Nowadays we are faced with a different "big lie": that of a federal judiciary that believes it can redefine the past to fabricate privacy rights, same-sex rights, even animal rights, all of which threaten to trump the right to free exercise of religion. We have no wise Prospero whose magic will defang the lie, instead we are at best Gonzalos, mocked and threatened for seeking good.

Will these petty-tyrant federal judges have regard for the legal precedents you narrate, or will they, like Antonio, continue to tell the big lie?
written by Michael Paterson-Seymour, March 24, 2014
Here in Scotland, confessions to a clergyman have always been privileged from disclosure. However, Fr. Kohlmann’s case would appear to go to the very limit of that privilege, if not beyond, by his actually taking possession of the stolen goods. I believe that here, whilst he could not be asked about the confession itself, he could certainly be asked who gave them to him and what he did with them.
The decision in People v Philips is a very generous one indeed.
written by Jack,CT, March 24, 2014
A very enjoyable piece and a good reminder
of how "The persecuted Church" has had to
claw our way to our current freedoms.

Thank the Lord at the time The Sacrament
(Importance) was considered so heavily.

written by Dennis Larkin, March 24, 2014
When one confesses anonymously, this threat to priests should be nullified. A priest cannot identify someone whose identity is not known.
written by Thomas A. Szyszkiewicz, March 24, 2014
Dennis Larkin, while the confessional may make the penitent unseen to the priest, that does not mean that the penitent is unknown to the priest. Hence, assuming Mr. Philips was a parishioner of St. Peter's and a regular attendant there, one can safely assume that Father Kohlmann knew who it was by recognizing his voice. And also presumably, he saw his face as he handed him the jewels.
written by Michael, Illinois, March 24, 2014
The violation of American's religous freedom is only the clearest and most obvious assault on the U.S. Constitution by government at all levels and all branches. Unless the American people don't soon wake up and restore the Nation to what the founders clearly envisioned, we will have no Constitution to whuch to turn nor freedoms to protect.

We must remember that we are only as far from a dictatorship as the honesty and integrity of those in power. And the current administration more than adequately proves this point.

Yet, if we look at the bigger picture, what we see happening in Anerica (and around the world) since the 1960s is obviously an offensive by the minions of satan to destroy our morals, values and the relugions that adhere to them. I am reading a very well researched book, "The Marketing of Evil" that exposes the very successful tactic being used to undermine the America of the "greatest generation" and before by appealing to our sense of justice and fair play (and distorting what tgey really mean). I highly recommend the book to everyone, especially those concerned with the directionAmerica is heading.
written by Deacon Ed Peitler, March 24, 2014
I cannot see how Mr Philips was absolved from his sin since he did not execute the restitution of the jewels. Giving the jewels to Fr Kohlmann to return did not satisfy what was required of him since Fr Kohlmann was not the one who stole them in the first place. Suppose Fr. Kohlmann was a thief and kept the jewels for himself and then denied ever having received them, explaining that he could never divulge anything that was revealed to him in confession? If Mr Philips as the agent of the theft had made the required restitution himself, the entire issue would not even have reached the level of judicial inquiry.

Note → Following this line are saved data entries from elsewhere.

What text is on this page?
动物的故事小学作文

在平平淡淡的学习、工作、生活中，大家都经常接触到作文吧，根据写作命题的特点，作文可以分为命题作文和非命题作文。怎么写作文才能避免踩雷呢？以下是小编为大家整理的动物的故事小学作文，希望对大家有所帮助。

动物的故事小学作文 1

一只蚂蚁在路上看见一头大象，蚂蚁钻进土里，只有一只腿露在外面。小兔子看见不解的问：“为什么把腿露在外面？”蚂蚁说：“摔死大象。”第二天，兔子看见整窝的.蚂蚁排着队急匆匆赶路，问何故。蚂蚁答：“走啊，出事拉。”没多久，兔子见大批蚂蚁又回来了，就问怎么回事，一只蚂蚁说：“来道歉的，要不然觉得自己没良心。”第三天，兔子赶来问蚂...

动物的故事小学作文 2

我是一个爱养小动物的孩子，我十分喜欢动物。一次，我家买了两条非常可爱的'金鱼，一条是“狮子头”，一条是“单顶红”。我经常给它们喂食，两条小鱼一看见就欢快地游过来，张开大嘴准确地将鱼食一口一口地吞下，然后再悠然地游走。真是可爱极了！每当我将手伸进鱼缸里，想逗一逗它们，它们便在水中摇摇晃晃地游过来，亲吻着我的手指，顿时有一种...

I also think about the issue that arose among the clergy over the past 25 years - that of child sexual abuse. If bishops, when allegations surfaced of an incident that was potentially a criminal offense, immediately had referred that matter to civil officials, we would all have been spared much of what ensued.

It's a matter of doing what's proper to one's role. Receiving stolen goods is not proper to the role of a confessor. Adjudicating potential crimes committed by the clergy is not the purview of bishops.
written by Ted Seeber, March 24, 2014
Not a chance. I don't see any possibility of a democracy consisting of 20% atheists addicted to using government to promote "Good without God" and "religion should be private" continuing to allow anything close to religious liberty.
written by Layman Tom, March 24, 2014

Great story! Thank you for the history lesson.

Not sure whose words are these: "If the tenets of a religion cannot be freely and wholly practiced, then the religion cannot be practiced, period."

If they be yours, well done sir. If they belong to Mr. Sampson, he was a prescient individual. Either way, that one powerful, concise sentence just about sums up the battle ahead. Wouldn't you say?

It seems that gentlemen of that age were gifted with extraordinary powers to frame arguments in clear and stark language. Would that the above sentence be placed alongside another beginning “When in the course of human events…” I don’t believe it would suffer greatly by the comparison.

written by Athanasius, March 24, 2014
Here is the struggle I have with Freedom of Religion as an absolute. It works beautifully for a religion that is based on natural law, but it breaks down with religions that do not. For example, Islam will abuse religious freedom to do bad things, such as oppress women. America was founded by a Christian mindset that presumes people know natural law. But should we allow actions that counter natural law if the actor claims it is his religious belief? I can't accept that, not when I see some of the horrific things that Muslims do to women and girls.
written by Seanachie, March 24, 2014
Fr. Bramwell's article yesterday and yours today, Brad, are clear warnings regarding the fragility of religious freedom in the U.S. today. Cardinal Raymond Burke, former archbishop of St. Louis, MO and current Vatican chief justice, commented in a recent interview with Polonia Christiana that Obama “promotes anti-life and anti-family policies” and "wants to restrict the exercise of the freedom of religion to freedom of worship." What is truly regrettable is that Obama is joined in these efforts by a cast of politically prominent nominal Catholics including Biden, Pelosi, Sebelius, Durbin, the Cuomo's, et al. To your hope that the past will be prolog to recommitment, Cardinal Burke said, "It is my hope that more and more of my fellow citizens, as they realize what is happening, will insist on electing leaders who respect the truth of the moral law as it is respected in the founding principles of our nation.” It will be interesting to read about Obama and Pope Francis' discussion during their upcoming visit.
written by rewinn, March 24, 2014
At the Founding of our Republic, corporations had no religion. Indeed there were few corporations at all. The most noteworthy cases likely to go to our Supreme Court concern the religious rights of corporations, which quite properly should be laughed out of court, unless of course some religious should agree to baptize them.